Türkiye’deki yüksek enflasyonun ekonomik sistemin yapısal sorunlarından kaynaklandığını belirten Acemoğlu, dezenflasyon programlarının ya hızlı ya da yavaş ilerlemesi arasında riskli bir denge olduğunu söyledi. Hızlı bir dezenflasyon programında ücretlerin düşeceğine, yavaş bir programdaysa enflasyonun tek haneli seviyelere düşmesinin yıllar alabileceğine dikkat çekti.
Acemoğlu, tüketimi azaltmadan enflasyonu düşürmenin mümkün olmadığını ifade ederek, “Enflasyon, düşük verimliliğin bir semptomu. Türkiye, kurumlarını iyileştirmedikçe bu sorunu çözemez.
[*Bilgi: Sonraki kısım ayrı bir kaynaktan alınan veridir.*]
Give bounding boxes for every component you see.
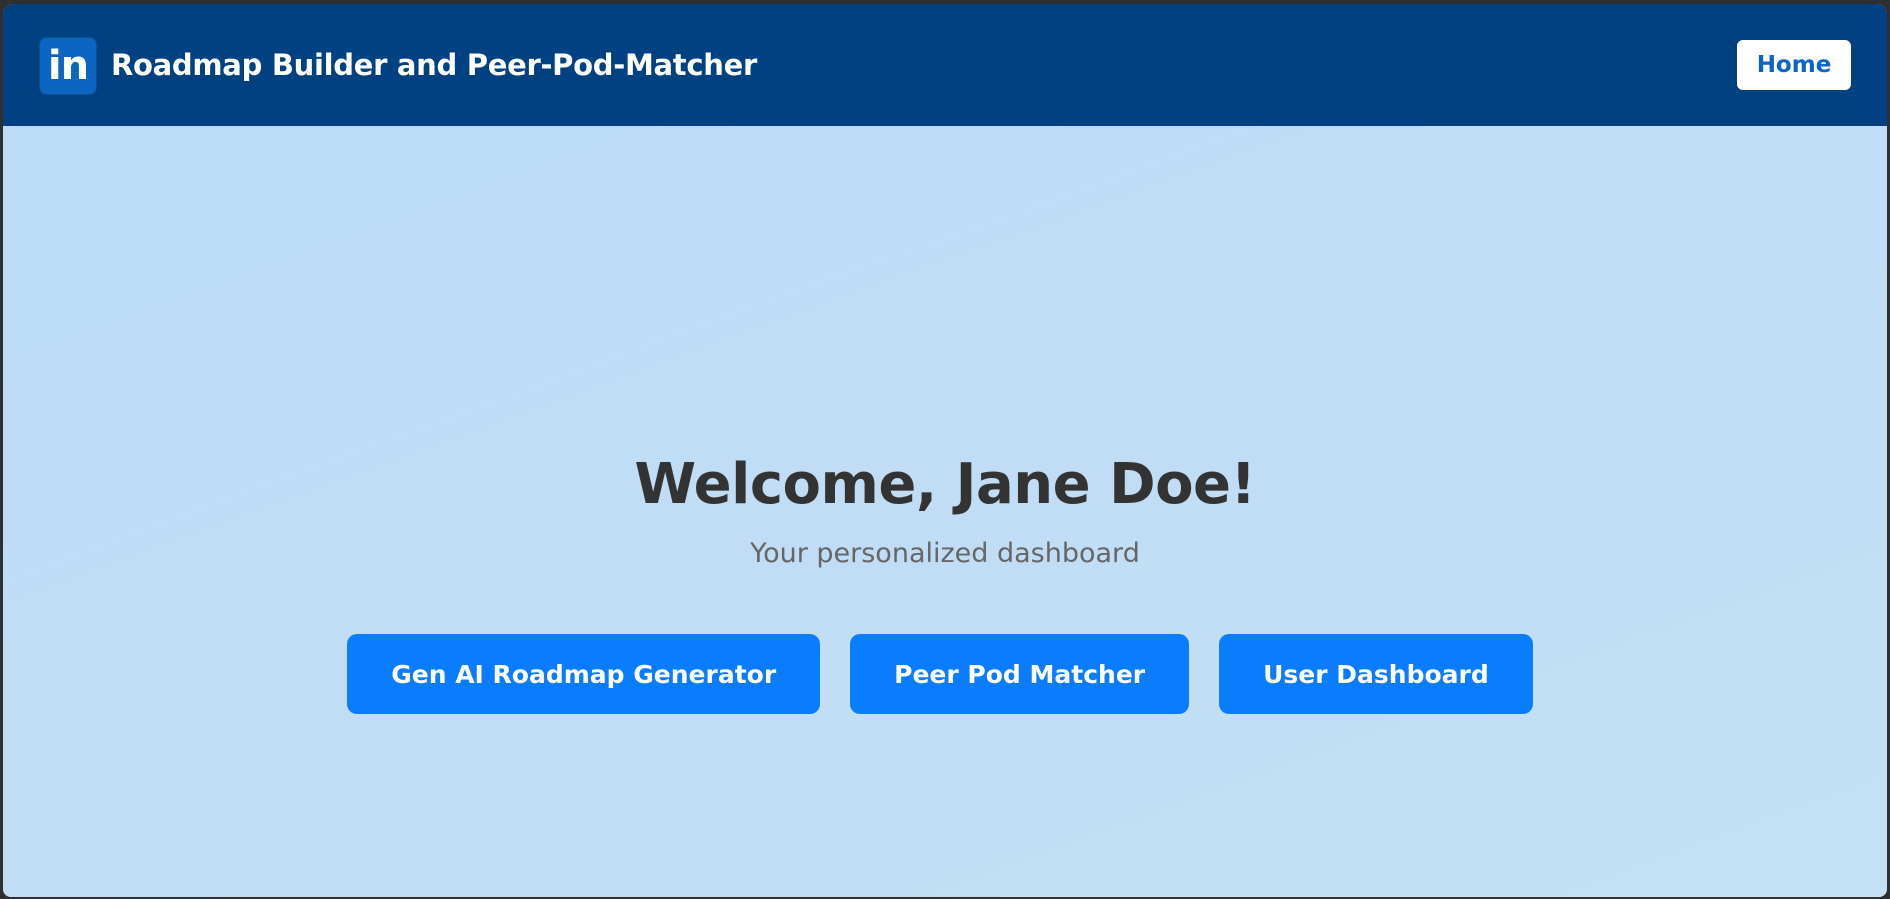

Yolsuzluk, hukukun üstünlüğü ve bütçe yönetimi gibi yapısal sorunlara odaklanılması gerekiyor,” şeklinde konuştu.
“21. Yüzyılın Fırsatları ve Zorlukları” başlıklı sunumunda yapay zeka, yaşlanan nüfus ve iklim değişikliği gibi küresel eğilimlere dikkat çeken Acemoğlu, Türkiye’nin bu zorluklarla başa çıkabilmesi için insan kaynağına ciddi yatırımlar yapması gerektiğini belirtti.
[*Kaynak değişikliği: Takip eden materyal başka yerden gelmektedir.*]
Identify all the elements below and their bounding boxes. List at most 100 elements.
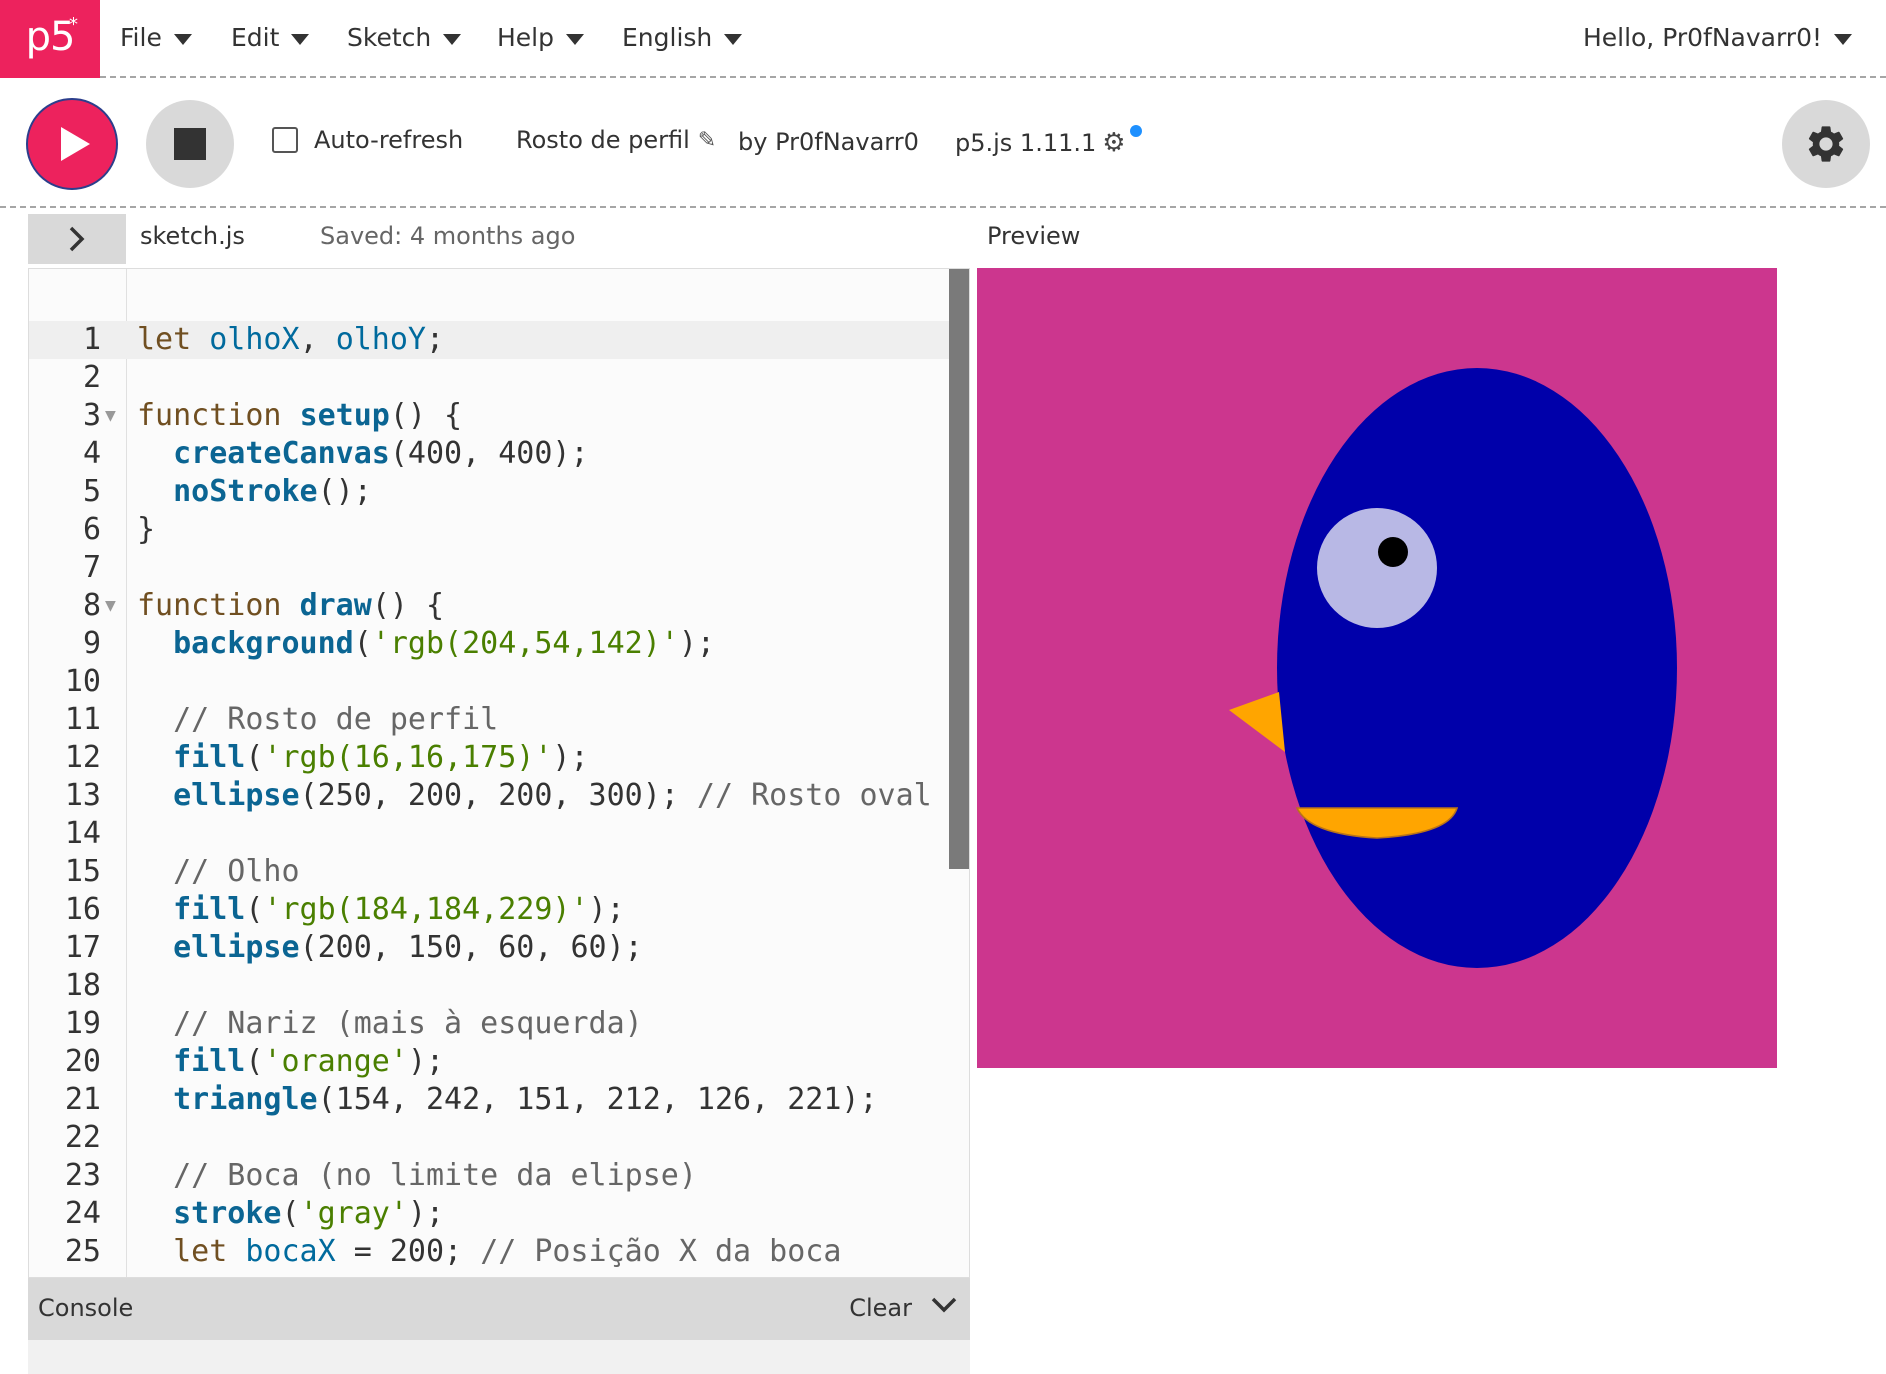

Acemoğlu, “Teknolojiyi doğru kullanmak yalnızca yatırım değil, stratejik bir planlama gerektiriyor. Türkiye’nin, gençlerine daha fazla fırsat ve özgürlük sunarak parlak zihinlerin ülke içinde kalmasını sağlaması gerekiyor,” dedi.
Acemoğlu, yapay zeka yatırımlarının dünya çapında 1 trilyon doları aştığını vurgulayarak bu teknolojinin iş gücünü desteklemek yerine otomasyona odaklanmasının eşitsizliği artırdığını belirtti. “Yapay zekayı doğru kullanmazsak, yalnızca sermaye sahiplerini zenginleştiren bir sistem yaratırız,” diyen Acemoğlu, insan verimliliğini artıran çözümlere yönelmenin önemine dikkat çekti.